Avis à la population (26) Kenneth

Fikry El Azzouzi
17.06.2020
Texte d’auteur
Ben Wiens Pr Eg Skqnr Iq Unsplash

Les virologues conseillent de maintenir la « distanciation sociale » alors que Passa Porta vise au «rapprochement social». En l’absence d’activités publiques, la maison des littératures tient à garder le contact entre auteurs et lecteurs, c'est pourquoi nous donnons la parole à une sélection d'écrivains de Belgique et d'autres pays, à qui nous avons demandé de rédiger un « Avis à la population » personnel en cette période singulière.

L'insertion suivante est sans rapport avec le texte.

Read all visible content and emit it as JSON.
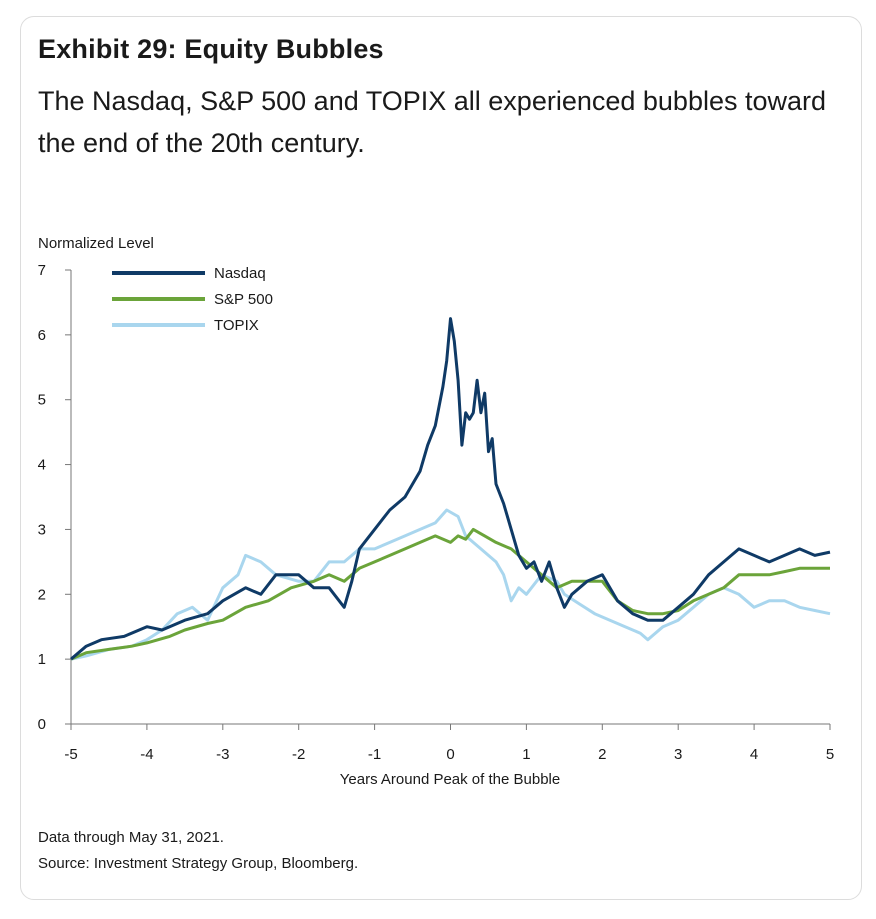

Fikry El Azzouzi écrit des romans, des nouvelles, des chroniques et des pièces de théâtre, parmi lesquelles Malcolm X, qualifié de « point de rupture dans l’histoire du théâtre flamand » par De Standaard. Après une trilogie romanesque saluée par la critique, mettant en scène Ayoub, un jeune flamand d’origine marocaine, il a publié De beloning, un roman satirique au sujet d’un martyr en herbe, dans lequel il se gausse à la fois de la droite et de la gauche progressiste en Belgique.

Dans cette courte nouvelle écrite pour Passa Porta, Fikry joue les Eden Hazard de la littérature, driblant du coronavirus au football, au racisme et à la compassion dans le doux pays de Waes.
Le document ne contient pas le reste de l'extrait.